A guest post from my ACA successor Peter Crail:
Perhaps the biggest news in the nonproliferation world Thursday was North Korea’s delivery of its long-awaited nuclear declaration. Caveats aside, and they are big ones (yes it’s late, no it won’t detail what the North Koreans were doing with Syria or with uranium enrichment, no it won’t cover whatever weapons were made) this is the start of getting a good look at what the North Korean’s were doing with their Pu program and hopefully, shutting it down for good.
Of course, the devil is in the details. That means verification, which has become the new buzz word for all things North Korea these days.
During Secretary Rice’s North Korea “speech”:http://www.state.gov/secretary/rm/2008/06/106034.htm at the Heritage Foundation this month (entitled “U.S. Policy Toward Asia,” but really…it was a North Korea speech) she outlined in quite specific terms some of the expectations for what the verification process should look like:
bq. Verification should require, among other measures, on-site access to facilities and sites in North Korea.
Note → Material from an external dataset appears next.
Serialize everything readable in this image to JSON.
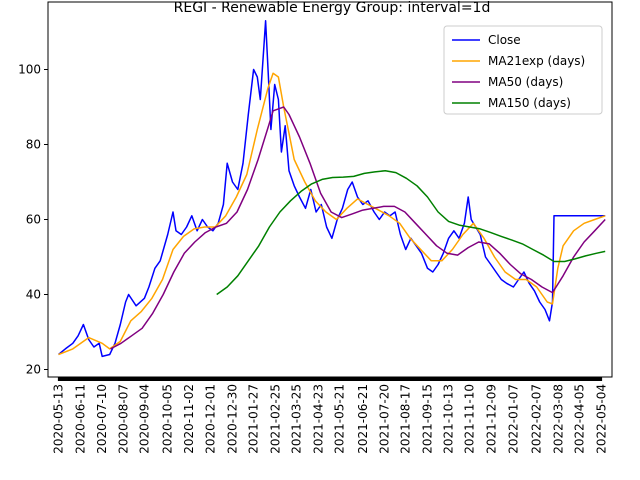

Verification should require the collection and removal of environmental and material samples, as well as forensic analysis of materials and equipment, all at North Korean sites and facilities. Verification should require access to design documents, operating and production records, reports, logbooks, and other records for all facilities associated with production and processing of all nuclear materials in North Korea. And verification should require interviews with North Koreans involved in nuclear programs. Verification will not be easy, but it is essential. And the six parties are developing a detailed verification and implementation plan incorporating these principles.
Stanford’s Sigfried Hecker has “said”:http://www.armscontrol.org/act/2008_06/NKPlutonium.asp that, if Pyongyang agrees to measures like these, we should have “high degree of confidence” of how much Pu they produced.
Of course, Rice insisted several times that these verification measures would be required at “all facilities.” She is right, but the question is, will North Korea really agree to verification for anything beyond Yongbyon, at least in the near future? I suspect we will either be looking at more than the three phases envisioned, or a “phase three” with quite a few sub-phases to get to that point.